Département de l'intérieur

Liquidé

Wortlaut

Je prie le Conseil fédéral de bien vouloir répondre aux questions suivantes :

1. Quelles sont les anomalies graves qu'un examen du sang et un dépistage du premier trimestre permettent de détecter ? Quelle est la fiabilité de ces tests et pour quels groupes à risque est-il judicieux de pratiquer un tel dépistage ?

2. Les examens sanguins et les dépistages prénataux non invasifs (DPNI) sont-ils accessibles à toutes les femmes enceintes ? Est-il fait en sorte que toutes celles qui décident d'y recourir bénéficient d'un conseil et d'un accompagnement ?

3. Combien de DPNI entraînent-ils une interruption volontaire de grossesse (IVG) tardive, ou même une IVG qui se révélera inutile pour cause de résultat positif finalement erroné ? Peut-on déceler à cet égard une tendance ?

4. À combien revient un DPNI ? En comparaison avec d'autres méthodes, combien de temps le personnel médical doit-il consacrer en plus à l'indispensable service de conseil et d'accompagnement ?

5. Certains souhaiteraient voir figurer le DPNI parmi les prestations de l'assurance obligatoire des soins. Où en sont à cet égard les négociations ? À quelles conditions serait-il possible d'inscrire le DPNI dans le catalogue de ces prestations ?

Begründung

Sans danger pour le foetus, le DPNI permet de détecter certaines anomalies chromosomiques. Mais il apparaît aujourd'hui que l'examen du sang peut se traduire par un diagnostic tardif, susceptible d'entraîner lui-même une IVG tardive. À cela s'ajoute le fait que cette méthode semble peu fiable, et que les femmes concernées sont mal informées des limites de sa pertinence et des conséquences qui peuvent en découler.

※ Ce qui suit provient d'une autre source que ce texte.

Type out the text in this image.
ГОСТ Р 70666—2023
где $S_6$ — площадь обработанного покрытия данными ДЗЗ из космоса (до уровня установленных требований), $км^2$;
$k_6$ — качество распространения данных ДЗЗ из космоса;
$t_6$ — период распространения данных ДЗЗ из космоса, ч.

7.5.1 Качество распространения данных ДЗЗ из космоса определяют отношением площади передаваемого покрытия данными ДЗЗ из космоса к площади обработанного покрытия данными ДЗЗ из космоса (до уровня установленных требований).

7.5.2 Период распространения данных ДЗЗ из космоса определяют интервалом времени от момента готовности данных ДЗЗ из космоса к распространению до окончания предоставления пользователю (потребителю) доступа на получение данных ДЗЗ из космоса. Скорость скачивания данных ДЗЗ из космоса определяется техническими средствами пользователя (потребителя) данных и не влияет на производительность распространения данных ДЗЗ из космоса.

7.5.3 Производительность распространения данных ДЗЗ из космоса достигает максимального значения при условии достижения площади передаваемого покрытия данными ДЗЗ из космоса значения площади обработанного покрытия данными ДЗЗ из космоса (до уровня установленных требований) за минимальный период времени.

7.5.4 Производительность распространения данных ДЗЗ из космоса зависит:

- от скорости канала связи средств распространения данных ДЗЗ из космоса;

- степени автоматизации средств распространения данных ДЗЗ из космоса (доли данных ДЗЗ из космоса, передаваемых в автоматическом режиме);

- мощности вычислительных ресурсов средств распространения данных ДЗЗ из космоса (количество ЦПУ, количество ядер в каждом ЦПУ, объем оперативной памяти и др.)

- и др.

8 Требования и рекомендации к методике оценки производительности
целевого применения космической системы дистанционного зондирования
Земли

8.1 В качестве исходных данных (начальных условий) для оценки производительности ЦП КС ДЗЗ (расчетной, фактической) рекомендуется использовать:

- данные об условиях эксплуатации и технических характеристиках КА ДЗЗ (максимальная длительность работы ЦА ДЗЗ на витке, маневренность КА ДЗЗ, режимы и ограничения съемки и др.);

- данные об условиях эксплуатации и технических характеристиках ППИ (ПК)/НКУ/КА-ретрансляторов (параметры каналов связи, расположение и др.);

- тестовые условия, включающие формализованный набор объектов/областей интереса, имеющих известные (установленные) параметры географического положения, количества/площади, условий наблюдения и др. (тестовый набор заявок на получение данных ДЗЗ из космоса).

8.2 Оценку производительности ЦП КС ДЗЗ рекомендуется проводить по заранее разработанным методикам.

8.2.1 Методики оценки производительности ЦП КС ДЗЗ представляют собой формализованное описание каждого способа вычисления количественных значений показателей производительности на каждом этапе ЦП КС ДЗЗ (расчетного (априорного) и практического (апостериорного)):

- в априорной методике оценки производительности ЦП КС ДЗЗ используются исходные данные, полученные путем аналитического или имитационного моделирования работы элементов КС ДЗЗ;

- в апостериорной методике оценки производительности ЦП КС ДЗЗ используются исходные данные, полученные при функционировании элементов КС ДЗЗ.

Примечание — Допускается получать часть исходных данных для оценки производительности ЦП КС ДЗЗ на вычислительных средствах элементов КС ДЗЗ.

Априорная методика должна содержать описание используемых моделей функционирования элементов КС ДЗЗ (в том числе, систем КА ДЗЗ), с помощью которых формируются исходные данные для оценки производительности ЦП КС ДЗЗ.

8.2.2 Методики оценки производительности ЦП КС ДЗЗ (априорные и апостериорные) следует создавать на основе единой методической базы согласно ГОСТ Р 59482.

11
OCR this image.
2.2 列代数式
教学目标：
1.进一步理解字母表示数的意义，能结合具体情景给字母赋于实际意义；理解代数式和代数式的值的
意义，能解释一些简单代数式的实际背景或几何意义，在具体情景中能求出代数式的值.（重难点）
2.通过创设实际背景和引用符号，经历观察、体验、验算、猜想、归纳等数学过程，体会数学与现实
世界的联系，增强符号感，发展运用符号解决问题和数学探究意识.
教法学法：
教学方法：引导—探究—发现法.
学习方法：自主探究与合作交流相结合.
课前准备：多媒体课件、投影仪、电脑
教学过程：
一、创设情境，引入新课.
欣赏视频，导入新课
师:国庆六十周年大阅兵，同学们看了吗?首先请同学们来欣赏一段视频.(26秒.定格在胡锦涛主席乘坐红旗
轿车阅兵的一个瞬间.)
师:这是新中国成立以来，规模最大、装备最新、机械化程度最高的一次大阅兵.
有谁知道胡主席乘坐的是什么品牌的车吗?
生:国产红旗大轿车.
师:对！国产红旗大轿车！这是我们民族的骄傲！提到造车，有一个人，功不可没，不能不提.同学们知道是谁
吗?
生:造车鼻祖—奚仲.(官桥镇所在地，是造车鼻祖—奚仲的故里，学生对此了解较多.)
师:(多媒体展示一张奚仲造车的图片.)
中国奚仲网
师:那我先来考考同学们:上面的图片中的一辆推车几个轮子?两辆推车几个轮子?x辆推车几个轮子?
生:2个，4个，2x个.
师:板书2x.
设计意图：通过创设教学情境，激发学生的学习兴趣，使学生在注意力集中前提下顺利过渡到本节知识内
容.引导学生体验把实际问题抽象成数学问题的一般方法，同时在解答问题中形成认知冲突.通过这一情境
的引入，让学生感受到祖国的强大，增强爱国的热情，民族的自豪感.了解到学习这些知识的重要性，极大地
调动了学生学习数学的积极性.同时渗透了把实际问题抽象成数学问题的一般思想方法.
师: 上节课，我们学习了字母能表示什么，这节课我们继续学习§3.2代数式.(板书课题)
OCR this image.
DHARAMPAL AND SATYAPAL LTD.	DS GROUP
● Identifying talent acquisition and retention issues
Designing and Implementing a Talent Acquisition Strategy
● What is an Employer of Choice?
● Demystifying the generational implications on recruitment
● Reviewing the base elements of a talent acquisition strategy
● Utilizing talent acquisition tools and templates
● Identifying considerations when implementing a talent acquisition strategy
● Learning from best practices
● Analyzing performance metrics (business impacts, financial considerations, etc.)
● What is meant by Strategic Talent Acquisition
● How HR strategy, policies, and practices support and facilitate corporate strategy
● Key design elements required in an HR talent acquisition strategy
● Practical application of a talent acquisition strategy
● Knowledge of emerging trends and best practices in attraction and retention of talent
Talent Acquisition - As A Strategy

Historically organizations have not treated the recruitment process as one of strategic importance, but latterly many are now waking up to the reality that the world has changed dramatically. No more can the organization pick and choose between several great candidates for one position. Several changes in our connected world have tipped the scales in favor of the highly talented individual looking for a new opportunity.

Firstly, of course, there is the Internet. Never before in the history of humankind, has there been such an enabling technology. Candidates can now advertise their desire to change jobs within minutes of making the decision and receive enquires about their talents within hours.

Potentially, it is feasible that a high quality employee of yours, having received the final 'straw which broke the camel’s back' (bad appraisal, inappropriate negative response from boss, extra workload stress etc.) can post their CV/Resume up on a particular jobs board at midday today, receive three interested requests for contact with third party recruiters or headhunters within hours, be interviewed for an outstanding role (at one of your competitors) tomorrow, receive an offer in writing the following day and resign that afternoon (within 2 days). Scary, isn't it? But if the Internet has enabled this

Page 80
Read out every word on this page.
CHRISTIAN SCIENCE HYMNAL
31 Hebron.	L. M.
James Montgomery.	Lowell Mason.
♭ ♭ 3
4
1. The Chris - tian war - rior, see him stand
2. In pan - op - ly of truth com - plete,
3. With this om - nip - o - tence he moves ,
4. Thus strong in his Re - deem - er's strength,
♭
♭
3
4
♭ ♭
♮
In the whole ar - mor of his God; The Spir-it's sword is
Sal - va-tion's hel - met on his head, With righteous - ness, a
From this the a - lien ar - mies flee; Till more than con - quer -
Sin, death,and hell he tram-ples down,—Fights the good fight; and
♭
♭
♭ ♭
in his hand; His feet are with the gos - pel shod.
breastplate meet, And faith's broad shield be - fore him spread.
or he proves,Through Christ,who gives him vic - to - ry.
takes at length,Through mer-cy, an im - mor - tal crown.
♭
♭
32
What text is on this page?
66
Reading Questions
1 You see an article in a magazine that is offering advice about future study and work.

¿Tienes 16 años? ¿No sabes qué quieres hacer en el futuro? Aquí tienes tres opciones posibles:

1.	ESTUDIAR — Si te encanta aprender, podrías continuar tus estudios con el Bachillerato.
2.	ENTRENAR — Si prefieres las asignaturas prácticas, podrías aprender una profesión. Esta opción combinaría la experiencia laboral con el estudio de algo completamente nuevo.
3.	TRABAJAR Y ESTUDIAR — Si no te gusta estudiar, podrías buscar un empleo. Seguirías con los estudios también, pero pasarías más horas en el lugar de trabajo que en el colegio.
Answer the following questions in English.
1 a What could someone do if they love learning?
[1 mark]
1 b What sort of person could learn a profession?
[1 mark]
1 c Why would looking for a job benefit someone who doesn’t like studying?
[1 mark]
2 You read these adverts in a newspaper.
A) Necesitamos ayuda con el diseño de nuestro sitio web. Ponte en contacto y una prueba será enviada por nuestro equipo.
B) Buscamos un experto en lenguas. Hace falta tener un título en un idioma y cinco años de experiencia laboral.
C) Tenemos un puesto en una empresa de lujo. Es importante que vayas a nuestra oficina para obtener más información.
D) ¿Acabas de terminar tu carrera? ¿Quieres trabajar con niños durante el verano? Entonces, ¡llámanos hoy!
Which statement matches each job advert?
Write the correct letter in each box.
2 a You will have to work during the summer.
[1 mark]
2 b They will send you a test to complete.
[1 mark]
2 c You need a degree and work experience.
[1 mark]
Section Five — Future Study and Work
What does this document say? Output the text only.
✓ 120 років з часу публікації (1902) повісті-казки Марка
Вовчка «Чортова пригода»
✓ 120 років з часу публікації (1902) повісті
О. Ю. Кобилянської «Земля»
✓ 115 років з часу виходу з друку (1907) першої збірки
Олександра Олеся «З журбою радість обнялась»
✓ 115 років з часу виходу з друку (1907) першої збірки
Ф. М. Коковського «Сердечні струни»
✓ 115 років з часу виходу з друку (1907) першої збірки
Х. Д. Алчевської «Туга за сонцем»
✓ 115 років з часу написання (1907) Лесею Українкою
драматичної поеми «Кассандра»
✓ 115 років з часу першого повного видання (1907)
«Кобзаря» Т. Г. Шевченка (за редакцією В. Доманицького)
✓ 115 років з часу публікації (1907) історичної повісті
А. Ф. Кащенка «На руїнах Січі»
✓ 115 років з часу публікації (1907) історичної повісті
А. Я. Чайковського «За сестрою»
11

Le "Tages-Anzeiger" du 25 août 2014 rapporte le cas d'une femme qui a été soumise dans sa douzième semaine de grossesse à un examen sanguin qui a permis de mettre en évidence un risque de trisomie 21. Comme il était trop tard à ce stade pour pouvoir procéder à une choriocentèse, seule une amniocentèse a permis de confirmer ce diagnostic. Résultat : l'intéressée a avorté alors qu'elle en était déjà à sa dix-neuvième semaine de grossesse. Il est même fait état d'une IVG qui a été pratiquée à la vingt-quatrième semaine.

Stellungnahme des Bundesrates

1. Le test du premier trimestre et les dépistages prénataux non invasifs (DPNI) sont des méthodes servant à déterminer la probabilité d'avoir un enfant atteint de trisomie 21 (syndrome de Down), 18 (syndrome d'Edwards) ou 13 (syndrome de Patau). Selon le prestataire, les DPNI donnent encore des indications sur d'autres anomalies chromosomiques (par ex., anomalies des chromosomes sexuels ou mutations chromosomiques). Le test du premier trimestre et les DPNI diffèrent essentiellement par le type d'analyse effectuée et par la portée des résultats.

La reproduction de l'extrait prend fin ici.